Simon François Ravenet (1706 – c. 4 April 1774) was a French engraver. In Britain he is usually termed Simon Francis Ravenet. He was one of William Hogarth's assistants.

== Biography ==
He was born in Paris, where he studied engraving under Jacques-Philippe Le Bas before moving to London in 1750, where he founded a school of line engraving and is credited with the revival of engraving in England. His pupils included the engravers John Hall and William Wynne Ryland. He is known to have engraved a portrait of Joshua Reynolds but primarily committed the works of other artists into engraved form. He developed Décalquer, from which the term decal derives. Between 1767 and 1769 he was a member of the Society of Artists, and exhibited within their ranks.
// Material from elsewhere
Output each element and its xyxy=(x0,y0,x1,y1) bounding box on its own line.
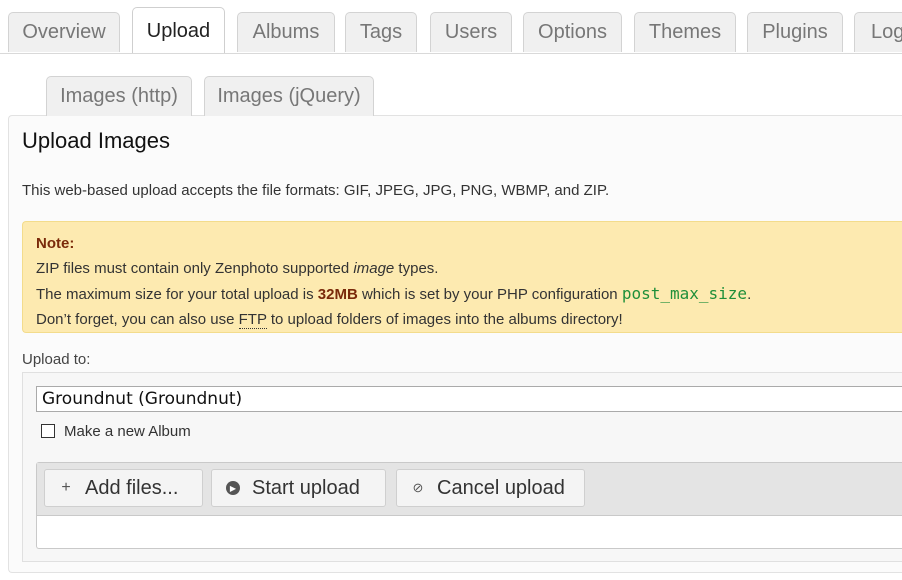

In 1770 he became one of six engravers who were associate members of Great Britain's Royal Society of Arts. His son, Simon Ravenet, was also an engraver, active in the Parma Academy of Fine Arts. He died in London. Ravenet was buried in Old St. Pancras Churchyard on 6 April 1774.

==Legacy==
Some of his work is on display at the National Portrait Gallery as well as at the Cleveland Museum of Art. His name is listed on the Burdett-Coutts Memorial Sundial. Battersea has a "Ravenet Street" in his honor.